Prasa francuska o konflikcie na Kaukazie
Treść
Francuskie środki społecznego przekazu komentują wydarzenia w Gruzji. Zdecydowana większość komentarzy wskazuje na odradzanie się rosyjskiego nacjonalizmu i imperializmu.
Dziennik "La Croix" napisał, że mimo zawieszenia broni sytuacja nadal pozostaje niepewna, a wojska rosyjskie dają do zrozumienia Gruzinom, że będą kontynuowały ofensywę. Dla komentatorów tej gazety to, co obecnie dzieje się na Kaukazie, jest dowodem na to, że władze na Kremlu chcą powrócić do czasów, kiedy Rosja grała główne skrzypce na arenie międzynarodowej. "Dlatego jej celem jest powrót do roli, jaką pełniła w dawnych krajach satelickich przed rozpadem ZSRR" - twierdzi "La Croix".
"Moskwa nigdy nie przebaczyła Gruzji, podobnie jak i Ukrainie, ich woli wymknięcia się spod strefy swoich wpływów.

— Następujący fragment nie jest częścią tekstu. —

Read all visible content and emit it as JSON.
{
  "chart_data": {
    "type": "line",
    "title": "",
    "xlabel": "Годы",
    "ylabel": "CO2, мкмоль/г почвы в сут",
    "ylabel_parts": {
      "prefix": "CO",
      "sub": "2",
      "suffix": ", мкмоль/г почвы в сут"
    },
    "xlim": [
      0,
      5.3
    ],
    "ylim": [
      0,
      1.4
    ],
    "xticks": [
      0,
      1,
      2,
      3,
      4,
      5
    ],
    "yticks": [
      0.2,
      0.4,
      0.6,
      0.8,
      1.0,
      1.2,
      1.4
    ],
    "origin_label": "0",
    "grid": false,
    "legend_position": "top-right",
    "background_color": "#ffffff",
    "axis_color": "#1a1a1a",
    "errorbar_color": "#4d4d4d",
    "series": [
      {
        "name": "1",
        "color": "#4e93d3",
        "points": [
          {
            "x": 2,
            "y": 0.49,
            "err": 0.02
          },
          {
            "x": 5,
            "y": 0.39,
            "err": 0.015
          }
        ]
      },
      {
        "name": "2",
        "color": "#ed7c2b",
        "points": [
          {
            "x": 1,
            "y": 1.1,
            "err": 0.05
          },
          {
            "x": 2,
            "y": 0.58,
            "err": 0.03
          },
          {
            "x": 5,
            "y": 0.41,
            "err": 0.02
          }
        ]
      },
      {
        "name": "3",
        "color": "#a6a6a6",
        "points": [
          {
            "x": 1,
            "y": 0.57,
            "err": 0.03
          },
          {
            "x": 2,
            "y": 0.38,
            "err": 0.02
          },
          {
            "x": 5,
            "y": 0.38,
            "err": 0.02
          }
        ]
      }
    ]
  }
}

Pierwszym celem Rosji w tej wojnie jest przeszkodzenie tym dwóm krajom do wstąpienia do NATO" - uważa dziennik. Wskazuje przy tym, iż nowością w realizacji nacjonalistycznych celów jest użycie przez Rosję siły, gdyż dotychczas stosowała ona ekonomiczne środki nacisku, jakie stwarzał wzrost cen paliw. W opinii gazety, rosyjska akcja "zwróci się przeciw niej, bo może dać argumenty Ukrainie, która poparła Gruzję, że potrzebuje ona NATO dla zapewnienia sobie bezpieczeństwa".

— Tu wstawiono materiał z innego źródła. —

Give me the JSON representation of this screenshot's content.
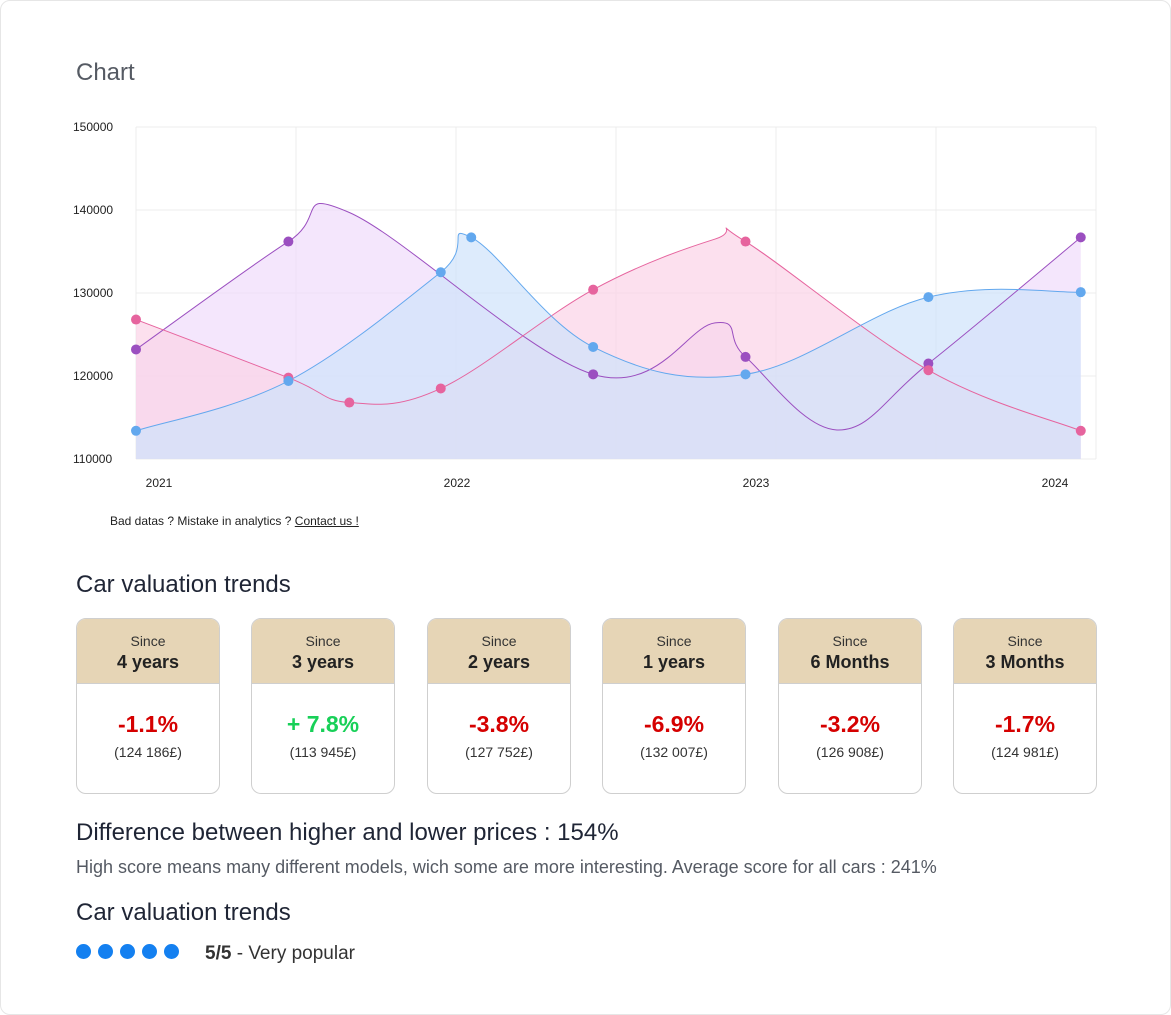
{
  "chart_section": {
    "title": "Chart",
    "footnote_text": "Bad datas ? Mistake in analytics ?",
    "footnote_link": "Contact us !"
  },
  "chart_data": {
    "type": "area",
    "title": "",
    "xlabel": "",
    "ylabel": "",
    "x_ticks": [
      "2021",
      "2022",
      "2023",
      "2024"
    ],
    "y_ticks": [
      150000,
      140000,
      130000,
      120000,
      110000
    ],
    "ylim": [
      110000,
      150000
    ],
    "xlim": [
      2021.0,
      2024.15
    ],
    "grid": true,
    "legend": "none",
    "series": [
      {
        "color": "#9b4fc0",
        "fill": "#f0dcfb",
        "points": [
          [
            2021.0,
            123200
          ],
          [
            2021.5,
            136200
          ],
          [
            2021.7,
            139700
          ],
          [
            2022.5,
            120200
          ],
          [
            2022.9,
            126400
          ],
          [
            2023.0,
            122300
          ],
          [
            2023.3,
            113500
          ],
          [
            2023.6,
            121500
          ],
          [
            2024.1,
            136700
          ]
        ]
      },
      {
        "color": "#e6649e",
        "fill": "#fbd3e7",
        "points": [
          [
            2021.0,
            126800
          ],
          [
            2021.5,
            119800
          ],
          [
            2021.7,
            116800
          ],
          [
            2022.0,
            118500
          ],
          [
            2022.5,
            130400
          ],
          [
            2022.9,
            136500
          ],
          [
            2023.0,
            136200
          ],
          [
            2023.6,
            120700
          ],
          [
            2024.1,
            113400
          ]
        ]
      },
      {
        "color": "#63a8ee",
        "fill": "#cfe3fb",
        "points": [
          [
            2021.0,
            113400
          ],
          [
            2021.5,
            119400
          ],
          [
            2022.0,
            132500
          ],
          [
            2022.1,
            136700
          ],
          [
            2022.5,
            123500
          ],
          [
            2023.0,
            120200
          ],
          [
            2023.6,
            129500
          ],
          [
            2024.1,
            130100
          ]
        ]
      }
    ],
    "markers": [
      {
        "series": 0,
        "at": [
          2021.0,
          2021.5,
          2022.5,
          2023.0,
          2023.6,
          2024.1
        ]
      },
      {
        "series": 1,
        "at": [
          2021.0,
          2021.5,
          2021.7,
          2022.0,
          2022.5,
          2023.0,
          2023.6,
          2024.1
        ]
      },
      {
        "series": 2,
        "at": [
          2021.0,
          2021.5,
          2022.0,
          2022.1,
          2022.5,
          2023.0,
          2023.6,
          2024.1
        ]
      }
    ]
  },
  "trends": {
    "title": "Car valuation trends",
    "cards": [
      {
        "since": "Since",
        "period": "4 years",
        "change": "-1.1%",
        "trend": "negative",
        "price": "(124 186£)"
      },
      {
        "since": "Since",
        "period": "3 years",
        "change": "+ 7.8%",
        "trend": "positive",
        "price": "(113 945£)"
      },
      {
        "since": "Since",
        "period": "2 years",
        "change": "-3.8%",
        "trend": "negative",
        "price": "(127 752£)"
      },
      {
        "since": "Since",
        "period": "1 years",
        "change": "-6.9%",
        "trend": "negative",
        "price": "(132 007£)"
      },
      {
        "since": "Since",
        "period": "6 Months",
        "change": "-3.2%",
        "trend": "negative",
        "price": "(126 908£)"
      },
      {
        "since": "Since",
        "period": "3 Months",
        "change": "-1.7%",
        "trend": "negative",
        "price": "(124 981£)"
      }
    ],
    "colors": {
      "header_bg": "#e6d5b6",
      "negative": "#d50000",
      "positive": "#18d058"
    }
  },
  "difference": {
    "title": "Difference between higher and lower prices : 154%",
    "description": "High score means many different models, wich some are more interesting. Average score for all cars : 241%"
  },
  "popularity": {
    "title": "Car valuation trends",
    "score": "5/5",
    "separator": " - ",
    "label": "Very popular",
    "filled": 5,
    "total": 5,
    "dot_color": "#1480f0"
  }
}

Na łamach "Le Figaro" głos zabrała ekspert ds. Rosji, sekretarz Akademii Francuskiej, HélÝne CarrÝre d'Encausse. Uważa ona, że Micheil Saakaszwili, rzucając wyzwanie Rosji, "prawdopodobnie sprawił jej największą od wielu lat przysługę". Tłumaczy, że od czasu dojścia Saakaszwiliego do władzy w 2003 r. istniał ukryty kryzys między Moskwą i Tbilisi, który przerodził się w realną konfrontację. Wskazuje, iż w sferze ambicji gruzińskiego prezydenta były dwa cele: restauracja władzy gruzińskiej nad całością terytorium, a przede wszystkim narzucenie się USA w charakterze najlepszego sojusznika, co automatycznie eliminowałoby wpływy rosyjskie. W jej opinii dla Rosji nie do przyjęcia był fakt, że Stany Zjednoczone, które dominują na scenie międzynarodowej, mieszają się, by wyeliminować ją ze swych tradycyjnych terenów w Azji Centralnej i na Kaukazie. Autorka dodaje, że Stanom Zjednoczonym bardziej zależy na rosyjskim poparciu przy okazji ewentualnej interwencji w Iranie niż na Gruzji. Otwarte pozostaje pytanie, jaką cenę przyjdzie zapłacić Zachodowi.